As further proof of their decline in sales, Nokia Corporation (NYSE:NOK) is no longer listed in the Smartphone Top 5 list.

The list from IDC for third quarter sales shows that Samsung has the lead at number one, while Apple sits at number two. Research In Motion took the place of Nokia Corporation (NYSE:NOK) at number three, ZTE and  HTC hold places four and five respectively.

Kevin Restivo, an analyst for IDC, explains, “Nokia’s share losses have meant gains for competitors. The company’s transition away from Symbian-powered smartphones, to ones shipped with Windows Phone has left ample opportunity for rivals to steal share away from Nokia over the past 18 months. However, the smartphone market is still relatively nascent, which means there’s room for multiple vendors and operating systems to flourish, including Nokia.”

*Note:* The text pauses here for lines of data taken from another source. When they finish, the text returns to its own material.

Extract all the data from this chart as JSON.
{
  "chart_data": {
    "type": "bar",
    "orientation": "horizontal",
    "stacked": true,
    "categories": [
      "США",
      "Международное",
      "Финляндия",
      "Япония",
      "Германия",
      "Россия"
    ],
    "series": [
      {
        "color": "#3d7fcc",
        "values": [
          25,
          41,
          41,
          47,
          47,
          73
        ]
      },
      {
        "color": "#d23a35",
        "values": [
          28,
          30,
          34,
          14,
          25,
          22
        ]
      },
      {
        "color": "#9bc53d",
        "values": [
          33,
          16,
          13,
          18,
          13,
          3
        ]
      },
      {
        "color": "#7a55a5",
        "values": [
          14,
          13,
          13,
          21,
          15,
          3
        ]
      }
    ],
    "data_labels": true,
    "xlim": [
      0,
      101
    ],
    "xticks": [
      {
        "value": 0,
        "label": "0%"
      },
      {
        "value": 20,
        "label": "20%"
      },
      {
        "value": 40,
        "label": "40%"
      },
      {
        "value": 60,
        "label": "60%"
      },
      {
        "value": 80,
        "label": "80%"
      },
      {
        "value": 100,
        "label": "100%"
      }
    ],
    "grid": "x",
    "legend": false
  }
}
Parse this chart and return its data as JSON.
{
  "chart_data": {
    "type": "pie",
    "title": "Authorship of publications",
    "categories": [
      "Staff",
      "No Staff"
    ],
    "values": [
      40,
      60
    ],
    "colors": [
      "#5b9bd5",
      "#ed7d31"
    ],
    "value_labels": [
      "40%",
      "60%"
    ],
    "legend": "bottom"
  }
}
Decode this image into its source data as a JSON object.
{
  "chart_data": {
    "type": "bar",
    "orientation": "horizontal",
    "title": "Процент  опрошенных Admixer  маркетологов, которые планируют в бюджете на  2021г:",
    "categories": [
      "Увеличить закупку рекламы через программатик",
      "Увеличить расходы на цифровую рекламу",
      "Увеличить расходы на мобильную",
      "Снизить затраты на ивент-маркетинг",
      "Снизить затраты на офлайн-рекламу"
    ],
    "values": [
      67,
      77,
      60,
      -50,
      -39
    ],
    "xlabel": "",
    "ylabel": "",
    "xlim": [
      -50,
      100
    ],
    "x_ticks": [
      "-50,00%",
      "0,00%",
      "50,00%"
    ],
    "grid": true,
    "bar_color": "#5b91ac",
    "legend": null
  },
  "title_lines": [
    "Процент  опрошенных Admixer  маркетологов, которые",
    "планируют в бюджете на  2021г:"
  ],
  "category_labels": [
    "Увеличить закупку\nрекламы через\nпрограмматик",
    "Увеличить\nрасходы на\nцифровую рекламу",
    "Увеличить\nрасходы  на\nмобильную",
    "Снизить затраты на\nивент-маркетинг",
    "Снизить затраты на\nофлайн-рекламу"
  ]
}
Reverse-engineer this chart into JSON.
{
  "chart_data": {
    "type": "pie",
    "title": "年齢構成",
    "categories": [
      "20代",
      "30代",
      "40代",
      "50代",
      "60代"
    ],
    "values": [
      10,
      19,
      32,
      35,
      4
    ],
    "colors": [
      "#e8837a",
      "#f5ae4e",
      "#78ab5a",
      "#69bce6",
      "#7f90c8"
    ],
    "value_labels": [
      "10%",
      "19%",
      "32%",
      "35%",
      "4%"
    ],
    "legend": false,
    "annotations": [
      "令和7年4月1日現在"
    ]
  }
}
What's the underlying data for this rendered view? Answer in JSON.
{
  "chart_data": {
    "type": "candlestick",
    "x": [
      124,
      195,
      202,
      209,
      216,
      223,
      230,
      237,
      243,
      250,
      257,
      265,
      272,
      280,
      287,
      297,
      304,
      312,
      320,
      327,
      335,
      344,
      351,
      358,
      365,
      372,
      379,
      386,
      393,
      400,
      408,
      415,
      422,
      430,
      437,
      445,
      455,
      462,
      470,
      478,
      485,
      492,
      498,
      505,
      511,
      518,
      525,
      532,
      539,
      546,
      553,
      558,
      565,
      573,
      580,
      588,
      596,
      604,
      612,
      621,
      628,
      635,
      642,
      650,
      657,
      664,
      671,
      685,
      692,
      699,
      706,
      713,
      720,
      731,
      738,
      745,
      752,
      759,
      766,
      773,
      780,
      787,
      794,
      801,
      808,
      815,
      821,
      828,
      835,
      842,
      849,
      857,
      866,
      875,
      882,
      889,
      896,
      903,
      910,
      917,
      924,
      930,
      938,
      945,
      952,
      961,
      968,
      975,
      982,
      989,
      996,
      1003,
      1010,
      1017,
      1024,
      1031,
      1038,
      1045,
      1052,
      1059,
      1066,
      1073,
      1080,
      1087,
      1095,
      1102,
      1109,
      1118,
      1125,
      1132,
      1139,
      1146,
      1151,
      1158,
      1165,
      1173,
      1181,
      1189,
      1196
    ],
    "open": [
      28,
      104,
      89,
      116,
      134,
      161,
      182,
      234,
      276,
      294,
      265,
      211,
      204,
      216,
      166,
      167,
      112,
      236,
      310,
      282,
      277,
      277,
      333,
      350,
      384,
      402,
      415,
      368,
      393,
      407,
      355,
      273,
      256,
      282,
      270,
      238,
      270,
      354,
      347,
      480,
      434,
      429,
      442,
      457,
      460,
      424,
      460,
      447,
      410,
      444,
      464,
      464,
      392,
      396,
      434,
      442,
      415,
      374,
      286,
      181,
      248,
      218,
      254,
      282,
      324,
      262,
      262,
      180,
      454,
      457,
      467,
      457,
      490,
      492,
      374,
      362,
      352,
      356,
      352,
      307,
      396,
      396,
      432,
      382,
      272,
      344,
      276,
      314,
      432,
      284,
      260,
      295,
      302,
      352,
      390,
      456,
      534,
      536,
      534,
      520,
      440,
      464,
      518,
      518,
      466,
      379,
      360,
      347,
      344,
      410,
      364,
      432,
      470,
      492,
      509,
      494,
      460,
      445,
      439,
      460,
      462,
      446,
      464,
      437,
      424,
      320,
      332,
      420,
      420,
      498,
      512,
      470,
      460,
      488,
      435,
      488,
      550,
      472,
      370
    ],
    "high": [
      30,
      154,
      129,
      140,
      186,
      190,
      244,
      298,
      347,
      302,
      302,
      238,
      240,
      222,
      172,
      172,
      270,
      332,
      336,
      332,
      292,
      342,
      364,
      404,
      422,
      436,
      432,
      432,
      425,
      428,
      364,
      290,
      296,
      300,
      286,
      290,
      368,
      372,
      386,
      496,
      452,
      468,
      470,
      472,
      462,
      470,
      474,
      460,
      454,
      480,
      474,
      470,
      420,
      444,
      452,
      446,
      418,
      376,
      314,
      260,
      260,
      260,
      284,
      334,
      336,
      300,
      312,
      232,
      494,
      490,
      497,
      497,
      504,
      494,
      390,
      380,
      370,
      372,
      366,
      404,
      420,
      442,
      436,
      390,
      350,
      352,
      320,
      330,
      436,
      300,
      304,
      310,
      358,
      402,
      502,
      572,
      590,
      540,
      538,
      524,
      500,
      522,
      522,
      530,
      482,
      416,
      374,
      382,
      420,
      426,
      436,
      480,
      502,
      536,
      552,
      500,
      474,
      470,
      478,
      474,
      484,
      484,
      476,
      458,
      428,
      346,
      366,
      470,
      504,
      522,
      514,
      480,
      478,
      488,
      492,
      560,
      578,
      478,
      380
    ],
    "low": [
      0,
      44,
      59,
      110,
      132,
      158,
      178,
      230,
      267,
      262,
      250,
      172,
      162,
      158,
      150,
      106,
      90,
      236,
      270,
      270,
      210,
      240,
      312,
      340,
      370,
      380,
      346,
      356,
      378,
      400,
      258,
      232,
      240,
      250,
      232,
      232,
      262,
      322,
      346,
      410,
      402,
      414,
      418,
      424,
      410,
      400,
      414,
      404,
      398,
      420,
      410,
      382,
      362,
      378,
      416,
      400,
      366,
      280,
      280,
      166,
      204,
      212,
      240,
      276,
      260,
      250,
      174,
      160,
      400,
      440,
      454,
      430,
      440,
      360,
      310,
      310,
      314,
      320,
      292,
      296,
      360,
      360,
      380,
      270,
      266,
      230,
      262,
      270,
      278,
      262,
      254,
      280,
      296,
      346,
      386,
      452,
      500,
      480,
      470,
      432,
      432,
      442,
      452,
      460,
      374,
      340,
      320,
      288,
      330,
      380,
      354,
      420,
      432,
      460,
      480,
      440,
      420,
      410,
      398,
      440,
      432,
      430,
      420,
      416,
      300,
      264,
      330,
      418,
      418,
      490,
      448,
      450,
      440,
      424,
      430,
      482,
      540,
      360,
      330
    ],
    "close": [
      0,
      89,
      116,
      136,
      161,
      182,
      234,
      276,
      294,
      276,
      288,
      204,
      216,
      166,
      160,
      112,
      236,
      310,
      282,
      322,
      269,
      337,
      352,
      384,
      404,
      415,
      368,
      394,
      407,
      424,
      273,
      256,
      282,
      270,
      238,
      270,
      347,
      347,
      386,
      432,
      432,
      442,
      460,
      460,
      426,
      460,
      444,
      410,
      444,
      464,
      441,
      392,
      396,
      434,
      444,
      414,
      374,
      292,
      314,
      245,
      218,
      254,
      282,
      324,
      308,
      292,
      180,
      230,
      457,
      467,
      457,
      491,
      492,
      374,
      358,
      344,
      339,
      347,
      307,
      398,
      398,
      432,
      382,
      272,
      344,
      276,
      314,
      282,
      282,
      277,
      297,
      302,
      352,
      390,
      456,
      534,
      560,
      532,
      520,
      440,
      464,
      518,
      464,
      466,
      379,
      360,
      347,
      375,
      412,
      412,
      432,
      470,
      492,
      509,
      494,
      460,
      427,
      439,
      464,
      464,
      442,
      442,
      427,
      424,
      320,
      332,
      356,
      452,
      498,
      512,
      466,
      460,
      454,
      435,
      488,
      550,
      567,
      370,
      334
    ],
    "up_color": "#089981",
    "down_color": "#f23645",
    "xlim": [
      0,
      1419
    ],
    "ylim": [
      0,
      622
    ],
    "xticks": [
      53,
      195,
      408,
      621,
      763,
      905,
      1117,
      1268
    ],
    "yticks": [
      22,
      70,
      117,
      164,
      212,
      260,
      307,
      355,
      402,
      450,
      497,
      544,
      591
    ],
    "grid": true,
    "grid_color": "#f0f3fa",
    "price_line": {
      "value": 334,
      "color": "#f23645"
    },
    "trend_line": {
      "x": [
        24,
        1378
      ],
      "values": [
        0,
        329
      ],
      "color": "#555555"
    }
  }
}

Despite Nokia’s major decline in the United States, the tech company still sits at number two in the global market. They own about 18.7 percent of the market, which is behind Samsung’s 23.7 market share and ahead of Apple’s 6.1 percent.

Things aren’t looking good for Nokia Corporation (NYSE:NOK), but not all is lost. Even though they may not be able to stay in the United States for very long, they still have a chance to redeem their brand everywhere else.  This isn’t to say that Nokia should completely forget about the US market.  It may take awhile, but if they sit back, do a little research, and study up on their competition, they could make a comeback. Like I said, that could take time, and in their case it may be a little too late.

One analyst for Strategy Analytics, Neil Shaw, said, “Nokia will need to ramp up sharply its Windows Phone volumes if it wants to recapture a top-three smartphone position in the next one to two quarters.”

It’s only a matter of time until Nokia Corporation (NYSE:NOK) comes to terms and makes a few changes. Hopefully, that will happen sooner, rather than later.